Sponsor: Fitzgibbons (D-Seattle): we need to extend the bill to air conditioners, where HFC alternatives have become available, and we need to concentrate on end-of-life disposal where leaks are significant. Air Conditioning and Heating Institute: we represent 300 enterprises, and we have supported both the state and the federal law. However, state building codes need to be updated for safety standards. We support HB 1050 with changes in safety provisions. Honeywell: we have developed alternatives to HFCs, and support the bill, particularly thee 2025 transition date for air conditioning equipment. We would like to change bill to allow some changes in building and auto repair rules. Environmental Investigation Agency: based in DC, we follow international negotiations. HFC rules address a major source of GHG and will cooperate with state staff to provide data on reductions under the state law. End-of-life problems can be addressed with a fee based program for incentives for proper disposal. North American Sustainable Refrigeration Council: we support including incentive programs for both indirect and direct HFC use replacement. We suggest using California refrigeration standards, which are stronger than the bill. Institute for Governance and Sustainable Development: cost of change is less than 1% so arguments on costs are not sound. Many new products also do not use HFCs. Recharging auto air conditioners can release the equivalence of 3000 tons of CO2. NRDC (National Resouce Defence Council): U.S. is embarking on reducing HFCs, and this bill would make it easier for WA residents to reduce emissions. We urge HB 1050 to align with CA law.
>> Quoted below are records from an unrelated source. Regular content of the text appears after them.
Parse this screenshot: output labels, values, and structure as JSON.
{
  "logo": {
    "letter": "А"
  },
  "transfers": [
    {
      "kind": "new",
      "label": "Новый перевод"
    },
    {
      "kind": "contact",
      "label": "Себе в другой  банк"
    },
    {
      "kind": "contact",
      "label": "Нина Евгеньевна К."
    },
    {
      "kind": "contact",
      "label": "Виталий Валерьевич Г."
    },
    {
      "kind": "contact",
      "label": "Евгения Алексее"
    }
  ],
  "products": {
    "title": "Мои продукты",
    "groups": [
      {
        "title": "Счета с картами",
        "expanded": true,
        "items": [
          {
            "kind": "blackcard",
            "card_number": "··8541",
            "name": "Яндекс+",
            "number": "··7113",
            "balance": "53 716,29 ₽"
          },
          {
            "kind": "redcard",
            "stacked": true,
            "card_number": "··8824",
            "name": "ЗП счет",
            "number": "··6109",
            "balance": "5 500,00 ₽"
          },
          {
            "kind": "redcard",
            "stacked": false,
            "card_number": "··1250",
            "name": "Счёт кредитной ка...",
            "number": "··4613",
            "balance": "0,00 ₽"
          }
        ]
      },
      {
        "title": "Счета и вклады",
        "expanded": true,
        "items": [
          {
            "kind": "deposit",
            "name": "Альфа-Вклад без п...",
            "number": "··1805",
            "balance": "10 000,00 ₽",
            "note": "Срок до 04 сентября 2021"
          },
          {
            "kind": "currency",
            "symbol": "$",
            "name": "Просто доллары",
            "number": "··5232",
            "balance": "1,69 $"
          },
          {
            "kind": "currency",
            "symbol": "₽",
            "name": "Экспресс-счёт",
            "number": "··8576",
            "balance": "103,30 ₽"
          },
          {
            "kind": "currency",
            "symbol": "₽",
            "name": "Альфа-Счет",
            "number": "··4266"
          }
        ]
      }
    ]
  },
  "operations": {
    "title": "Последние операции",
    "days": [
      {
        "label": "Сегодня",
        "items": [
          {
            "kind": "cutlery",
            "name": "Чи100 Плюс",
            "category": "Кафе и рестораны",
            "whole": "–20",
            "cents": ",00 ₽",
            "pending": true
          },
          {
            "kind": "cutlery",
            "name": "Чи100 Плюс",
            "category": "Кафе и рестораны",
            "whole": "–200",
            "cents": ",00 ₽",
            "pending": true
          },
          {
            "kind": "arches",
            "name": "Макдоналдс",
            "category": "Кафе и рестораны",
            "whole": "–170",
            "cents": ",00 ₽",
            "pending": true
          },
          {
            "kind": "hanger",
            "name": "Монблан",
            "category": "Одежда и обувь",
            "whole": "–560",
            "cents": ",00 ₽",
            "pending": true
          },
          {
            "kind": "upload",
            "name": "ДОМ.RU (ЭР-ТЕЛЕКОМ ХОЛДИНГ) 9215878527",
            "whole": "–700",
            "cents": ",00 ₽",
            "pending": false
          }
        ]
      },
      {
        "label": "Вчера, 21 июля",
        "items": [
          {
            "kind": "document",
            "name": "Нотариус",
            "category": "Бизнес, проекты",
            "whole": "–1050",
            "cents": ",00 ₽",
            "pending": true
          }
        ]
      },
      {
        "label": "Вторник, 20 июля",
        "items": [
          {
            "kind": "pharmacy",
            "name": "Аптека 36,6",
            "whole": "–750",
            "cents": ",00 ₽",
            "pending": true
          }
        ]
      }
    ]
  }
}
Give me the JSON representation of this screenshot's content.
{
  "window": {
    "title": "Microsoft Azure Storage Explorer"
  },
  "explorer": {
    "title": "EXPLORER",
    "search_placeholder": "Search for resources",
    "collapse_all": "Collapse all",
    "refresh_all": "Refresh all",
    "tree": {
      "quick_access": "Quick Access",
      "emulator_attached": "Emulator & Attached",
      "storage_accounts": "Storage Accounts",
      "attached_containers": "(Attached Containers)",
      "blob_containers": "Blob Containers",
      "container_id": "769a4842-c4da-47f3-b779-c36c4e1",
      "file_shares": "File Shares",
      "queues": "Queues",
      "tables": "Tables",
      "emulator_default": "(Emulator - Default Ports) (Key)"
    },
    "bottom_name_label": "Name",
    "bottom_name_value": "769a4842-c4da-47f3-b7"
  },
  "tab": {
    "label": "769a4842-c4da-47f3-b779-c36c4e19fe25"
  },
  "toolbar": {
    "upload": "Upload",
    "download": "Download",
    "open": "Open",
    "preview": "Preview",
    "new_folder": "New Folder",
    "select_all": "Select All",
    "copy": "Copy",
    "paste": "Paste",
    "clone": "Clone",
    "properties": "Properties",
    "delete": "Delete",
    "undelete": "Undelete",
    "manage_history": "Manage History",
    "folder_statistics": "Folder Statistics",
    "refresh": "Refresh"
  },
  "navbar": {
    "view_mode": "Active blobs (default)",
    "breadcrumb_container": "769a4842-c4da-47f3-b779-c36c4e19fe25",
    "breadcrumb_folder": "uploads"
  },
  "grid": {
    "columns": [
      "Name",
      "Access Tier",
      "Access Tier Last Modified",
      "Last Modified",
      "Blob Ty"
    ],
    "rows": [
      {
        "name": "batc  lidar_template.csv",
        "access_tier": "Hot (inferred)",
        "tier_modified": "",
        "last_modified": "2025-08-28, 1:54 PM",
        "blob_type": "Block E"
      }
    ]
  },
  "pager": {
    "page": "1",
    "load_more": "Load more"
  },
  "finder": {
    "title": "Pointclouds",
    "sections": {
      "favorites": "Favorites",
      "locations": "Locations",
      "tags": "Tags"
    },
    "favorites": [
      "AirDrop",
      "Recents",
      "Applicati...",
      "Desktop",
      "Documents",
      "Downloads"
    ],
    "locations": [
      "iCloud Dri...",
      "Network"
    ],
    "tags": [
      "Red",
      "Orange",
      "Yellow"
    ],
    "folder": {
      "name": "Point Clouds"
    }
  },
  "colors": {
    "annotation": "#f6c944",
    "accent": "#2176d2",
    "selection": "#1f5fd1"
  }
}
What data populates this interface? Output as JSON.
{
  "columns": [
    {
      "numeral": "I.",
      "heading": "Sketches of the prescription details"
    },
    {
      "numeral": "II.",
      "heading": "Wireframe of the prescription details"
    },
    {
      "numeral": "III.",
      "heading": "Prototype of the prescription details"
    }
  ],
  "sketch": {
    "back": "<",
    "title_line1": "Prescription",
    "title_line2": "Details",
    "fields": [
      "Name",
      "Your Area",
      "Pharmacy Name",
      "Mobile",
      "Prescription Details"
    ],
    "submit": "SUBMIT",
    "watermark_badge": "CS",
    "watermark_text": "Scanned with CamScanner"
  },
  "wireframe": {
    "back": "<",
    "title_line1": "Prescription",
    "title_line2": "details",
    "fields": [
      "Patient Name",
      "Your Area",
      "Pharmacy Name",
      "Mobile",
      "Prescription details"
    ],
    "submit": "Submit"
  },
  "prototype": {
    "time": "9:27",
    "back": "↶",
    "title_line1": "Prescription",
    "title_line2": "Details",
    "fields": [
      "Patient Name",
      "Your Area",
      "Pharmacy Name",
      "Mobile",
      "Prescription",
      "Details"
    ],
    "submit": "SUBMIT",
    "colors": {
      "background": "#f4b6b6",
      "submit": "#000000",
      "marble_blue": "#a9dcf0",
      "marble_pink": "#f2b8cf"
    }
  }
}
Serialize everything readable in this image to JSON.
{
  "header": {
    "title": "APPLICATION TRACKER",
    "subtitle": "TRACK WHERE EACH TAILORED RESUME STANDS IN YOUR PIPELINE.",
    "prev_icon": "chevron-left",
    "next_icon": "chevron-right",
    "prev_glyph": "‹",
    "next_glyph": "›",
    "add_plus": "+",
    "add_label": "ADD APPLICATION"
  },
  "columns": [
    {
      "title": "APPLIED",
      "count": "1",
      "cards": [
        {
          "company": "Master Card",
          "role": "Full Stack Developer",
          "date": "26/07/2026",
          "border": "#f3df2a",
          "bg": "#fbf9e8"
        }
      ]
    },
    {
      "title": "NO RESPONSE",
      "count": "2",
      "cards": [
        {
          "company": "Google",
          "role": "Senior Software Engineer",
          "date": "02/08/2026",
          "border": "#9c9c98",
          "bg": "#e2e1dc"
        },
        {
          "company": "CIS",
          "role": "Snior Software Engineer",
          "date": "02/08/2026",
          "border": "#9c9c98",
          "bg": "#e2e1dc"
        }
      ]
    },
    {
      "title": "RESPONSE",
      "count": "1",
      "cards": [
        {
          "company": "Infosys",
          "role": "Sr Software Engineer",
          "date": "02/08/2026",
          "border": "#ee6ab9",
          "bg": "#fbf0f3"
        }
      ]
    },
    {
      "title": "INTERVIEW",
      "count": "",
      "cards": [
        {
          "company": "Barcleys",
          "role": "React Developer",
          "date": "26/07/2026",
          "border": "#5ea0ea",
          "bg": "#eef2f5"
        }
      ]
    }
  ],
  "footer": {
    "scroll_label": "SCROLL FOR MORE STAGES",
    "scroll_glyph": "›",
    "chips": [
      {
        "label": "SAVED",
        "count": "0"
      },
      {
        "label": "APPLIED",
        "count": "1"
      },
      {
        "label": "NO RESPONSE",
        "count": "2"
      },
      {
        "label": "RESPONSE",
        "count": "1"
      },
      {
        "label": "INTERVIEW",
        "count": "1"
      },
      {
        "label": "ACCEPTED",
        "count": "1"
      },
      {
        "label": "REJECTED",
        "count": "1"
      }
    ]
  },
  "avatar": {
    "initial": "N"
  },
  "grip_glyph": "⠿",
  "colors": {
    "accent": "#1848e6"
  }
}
WA Fruit Growers: because of pandemic, fruit growers have major expenses and would have difficulty financing changes in their equipment at $3000 to 10,000 per unit. Association of Washington Business: we oppose timing of bill, only two years after previous HFC bill, since we need more data on effect of bill. Northwest Grocery Association: we use state-or-art equipment to be compliant with the 2019 bill but further changes in this bill will result in significant costs. Household and Consumer Products Association: we oppose including consumer products that have very low global-warming effect, such as insecticides and other aerosols. Washington Hospitality Association: we are concerned because of pandemic effects, closures of restaurants. Costs of replacement of refrigeration units will further threaten the industry. Washington Air Conditioning Association: We are concerned about timing, too soon after 2019 law, and the press of work of contractors during the pandemic.